To: Knighty Tin who wrote (23889)10/23/1997 9:40:00 PM
From: Thomas M.  Read Replies (1) | Respond to of 132070
 
But aren't they goosing it now? Money supply is growing pretty rapidly, isn't it?

Tom



To: Knighty Tin who wrote (23889)10/24/1997 9:26:00 AM
From: yard_man  Respond to of 132070
 
I concur with your assessment of the electric utility industry from my own experience as a regulator. I've seen the "coming competition" used time after time by the electric utilities filing for rate cases in our state as an excuse to raise prices now. These folks just don't get it.

I've also heard warnings from the electric utilities that the "coming competition" has the industry spooked and the proper investments in baseload capacity are not being made due to the fears -- I take that as a contrary indicator. Right now there is much excess capacity or there wouldn't be such a broad-based push for "competition" or re-regulation in the first place.

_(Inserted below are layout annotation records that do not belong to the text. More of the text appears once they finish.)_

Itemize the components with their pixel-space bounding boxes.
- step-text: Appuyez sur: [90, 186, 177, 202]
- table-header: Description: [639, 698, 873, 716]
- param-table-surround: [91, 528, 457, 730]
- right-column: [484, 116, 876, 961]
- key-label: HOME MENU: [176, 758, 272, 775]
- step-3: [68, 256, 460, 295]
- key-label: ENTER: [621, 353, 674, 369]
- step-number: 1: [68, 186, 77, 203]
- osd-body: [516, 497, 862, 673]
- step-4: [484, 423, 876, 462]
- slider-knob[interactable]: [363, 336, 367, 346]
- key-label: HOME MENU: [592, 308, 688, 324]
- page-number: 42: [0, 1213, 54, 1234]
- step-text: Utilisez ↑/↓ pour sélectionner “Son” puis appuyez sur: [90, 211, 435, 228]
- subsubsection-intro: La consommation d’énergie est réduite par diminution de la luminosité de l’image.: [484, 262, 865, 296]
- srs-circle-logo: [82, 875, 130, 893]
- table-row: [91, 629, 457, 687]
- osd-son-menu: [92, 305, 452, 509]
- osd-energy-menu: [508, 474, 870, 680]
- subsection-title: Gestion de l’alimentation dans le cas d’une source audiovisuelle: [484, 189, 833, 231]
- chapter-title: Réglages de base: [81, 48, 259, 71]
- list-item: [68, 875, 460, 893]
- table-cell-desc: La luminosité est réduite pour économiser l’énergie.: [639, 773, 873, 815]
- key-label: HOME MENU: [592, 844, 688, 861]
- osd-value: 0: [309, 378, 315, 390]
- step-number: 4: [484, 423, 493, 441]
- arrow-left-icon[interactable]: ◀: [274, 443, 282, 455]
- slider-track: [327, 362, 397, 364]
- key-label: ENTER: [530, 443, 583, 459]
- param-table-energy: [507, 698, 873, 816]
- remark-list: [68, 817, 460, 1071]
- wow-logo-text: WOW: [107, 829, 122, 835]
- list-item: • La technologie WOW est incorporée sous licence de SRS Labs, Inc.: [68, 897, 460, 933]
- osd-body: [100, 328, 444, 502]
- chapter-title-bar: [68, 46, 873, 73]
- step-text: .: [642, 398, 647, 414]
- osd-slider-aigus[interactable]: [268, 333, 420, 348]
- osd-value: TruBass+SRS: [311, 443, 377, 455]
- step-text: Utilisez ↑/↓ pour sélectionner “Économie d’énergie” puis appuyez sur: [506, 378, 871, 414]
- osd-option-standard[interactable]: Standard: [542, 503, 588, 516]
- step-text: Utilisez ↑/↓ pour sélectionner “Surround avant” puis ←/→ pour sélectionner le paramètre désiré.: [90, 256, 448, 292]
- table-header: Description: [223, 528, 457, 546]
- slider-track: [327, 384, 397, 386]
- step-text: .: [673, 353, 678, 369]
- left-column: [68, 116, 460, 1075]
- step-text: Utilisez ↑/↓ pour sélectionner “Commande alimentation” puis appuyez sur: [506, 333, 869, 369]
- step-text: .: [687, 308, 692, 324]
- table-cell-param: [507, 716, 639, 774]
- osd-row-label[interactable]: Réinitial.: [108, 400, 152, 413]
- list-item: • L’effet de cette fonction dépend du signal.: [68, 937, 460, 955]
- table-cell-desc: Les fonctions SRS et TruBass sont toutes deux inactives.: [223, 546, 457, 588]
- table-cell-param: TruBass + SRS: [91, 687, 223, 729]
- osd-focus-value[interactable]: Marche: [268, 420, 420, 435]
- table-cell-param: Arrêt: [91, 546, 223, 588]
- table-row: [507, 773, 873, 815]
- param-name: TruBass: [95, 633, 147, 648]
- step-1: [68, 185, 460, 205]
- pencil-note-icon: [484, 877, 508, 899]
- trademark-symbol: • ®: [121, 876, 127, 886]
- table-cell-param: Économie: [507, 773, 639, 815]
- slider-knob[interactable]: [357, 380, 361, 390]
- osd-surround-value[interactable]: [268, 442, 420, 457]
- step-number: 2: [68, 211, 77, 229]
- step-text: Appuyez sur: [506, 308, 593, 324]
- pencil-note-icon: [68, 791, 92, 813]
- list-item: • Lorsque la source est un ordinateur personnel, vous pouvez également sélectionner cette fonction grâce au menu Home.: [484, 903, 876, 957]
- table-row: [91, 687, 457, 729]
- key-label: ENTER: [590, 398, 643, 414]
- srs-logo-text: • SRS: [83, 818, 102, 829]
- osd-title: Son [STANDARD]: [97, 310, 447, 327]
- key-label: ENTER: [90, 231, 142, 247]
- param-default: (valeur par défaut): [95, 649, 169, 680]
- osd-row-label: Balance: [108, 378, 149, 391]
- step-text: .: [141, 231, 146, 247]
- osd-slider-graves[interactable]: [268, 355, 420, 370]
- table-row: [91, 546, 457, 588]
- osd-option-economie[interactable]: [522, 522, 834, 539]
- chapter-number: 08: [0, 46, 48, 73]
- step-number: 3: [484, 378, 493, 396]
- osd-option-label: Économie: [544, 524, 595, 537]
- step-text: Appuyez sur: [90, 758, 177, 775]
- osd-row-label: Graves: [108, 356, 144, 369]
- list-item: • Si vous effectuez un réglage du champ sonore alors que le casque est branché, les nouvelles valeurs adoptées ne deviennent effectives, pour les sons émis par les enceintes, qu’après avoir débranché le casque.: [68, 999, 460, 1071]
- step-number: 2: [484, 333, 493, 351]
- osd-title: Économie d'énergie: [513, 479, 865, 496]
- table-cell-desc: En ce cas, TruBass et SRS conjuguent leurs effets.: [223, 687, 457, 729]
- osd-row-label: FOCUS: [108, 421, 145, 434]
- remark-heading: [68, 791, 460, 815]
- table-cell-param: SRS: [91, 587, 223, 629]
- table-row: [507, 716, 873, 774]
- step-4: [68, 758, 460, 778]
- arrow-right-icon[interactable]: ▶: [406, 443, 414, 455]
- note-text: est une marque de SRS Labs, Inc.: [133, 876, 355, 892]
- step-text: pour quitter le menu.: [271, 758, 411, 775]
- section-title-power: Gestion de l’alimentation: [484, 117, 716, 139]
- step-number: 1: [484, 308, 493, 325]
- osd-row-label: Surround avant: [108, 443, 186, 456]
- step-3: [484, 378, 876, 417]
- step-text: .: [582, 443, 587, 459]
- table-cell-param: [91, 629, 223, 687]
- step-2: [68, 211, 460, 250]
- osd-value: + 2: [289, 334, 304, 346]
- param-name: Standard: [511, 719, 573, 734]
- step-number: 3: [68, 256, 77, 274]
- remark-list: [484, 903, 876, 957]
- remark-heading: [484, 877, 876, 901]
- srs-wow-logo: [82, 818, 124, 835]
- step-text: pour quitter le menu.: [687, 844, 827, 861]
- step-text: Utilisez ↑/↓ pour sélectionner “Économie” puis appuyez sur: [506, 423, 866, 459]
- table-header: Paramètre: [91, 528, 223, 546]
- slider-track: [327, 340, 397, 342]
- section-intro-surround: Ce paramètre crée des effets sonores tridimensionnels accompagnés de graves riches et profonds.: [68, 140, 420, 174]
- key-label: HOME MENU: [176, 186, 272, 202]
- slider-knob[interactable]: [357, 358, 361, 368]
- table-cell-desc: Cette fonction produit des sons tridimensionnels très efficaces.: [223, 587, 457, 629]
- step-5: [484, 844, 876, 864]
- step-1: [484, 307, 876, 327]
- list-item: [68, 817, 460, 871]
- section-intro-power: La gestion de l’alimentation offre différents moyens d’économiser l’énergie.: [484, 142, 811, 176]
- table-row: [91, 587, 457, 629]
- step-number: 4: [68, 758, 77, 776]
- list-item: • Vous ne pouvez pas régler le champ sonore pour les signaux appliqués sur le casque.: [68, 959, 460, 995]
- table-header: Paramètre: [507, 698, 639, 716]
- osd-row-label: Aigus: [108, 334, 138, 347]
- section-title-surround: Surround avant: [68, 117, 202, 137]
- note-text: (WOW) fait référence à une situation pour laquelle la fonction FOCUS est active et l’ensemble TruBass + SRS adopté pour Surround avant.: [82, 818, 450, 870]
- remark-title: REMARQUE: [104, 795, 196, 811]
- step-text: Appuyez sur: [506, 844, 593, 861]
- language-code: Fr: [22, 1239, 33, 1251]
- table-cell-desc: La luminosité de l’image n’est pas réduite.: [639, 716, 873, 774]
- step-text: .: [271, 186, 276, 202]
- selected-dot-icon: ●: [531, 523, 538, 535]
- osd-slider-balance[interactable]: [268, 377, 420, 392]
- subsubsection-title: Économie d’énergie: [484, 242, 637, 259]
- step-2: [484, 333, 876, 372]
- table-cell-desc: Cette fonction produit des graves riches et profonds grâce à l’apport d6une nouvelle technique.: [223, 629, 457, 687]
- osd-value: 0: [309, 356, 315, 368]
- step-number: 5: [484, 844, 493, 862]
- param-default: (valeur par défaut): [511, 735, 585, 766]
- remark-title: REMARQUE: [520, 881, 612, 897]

If state commissions had taken their jobs seriously and really regulated these companies right in the first place -- there wouldn't be so much fat to be had! Here's hoping that the new situation really produces competition and doesn't plunge us into the situation we now have with providers of telco service --- How many more years will it take us to get to the point where we can truly compare the offerings of the companies on an "apples to apples" basis.

Shame on the FCC. Shame on the state regulators. I recently went through a 6 month ordeal trying to get my long distance provider to simply bill me according to the tariff of the plan that I signed up for. Finally I gave up and had them switch me to another plan they could bill correctly (I hope). (I got hundreds of dollars of credits, but who knows whether I came out ahead with all the time I spent talking to these people -- their first response is usually, "what is it you don't understand?")

This $%^# should be easy with computers, right? You want to talk about net negative return on IT, let's talk about public utilities.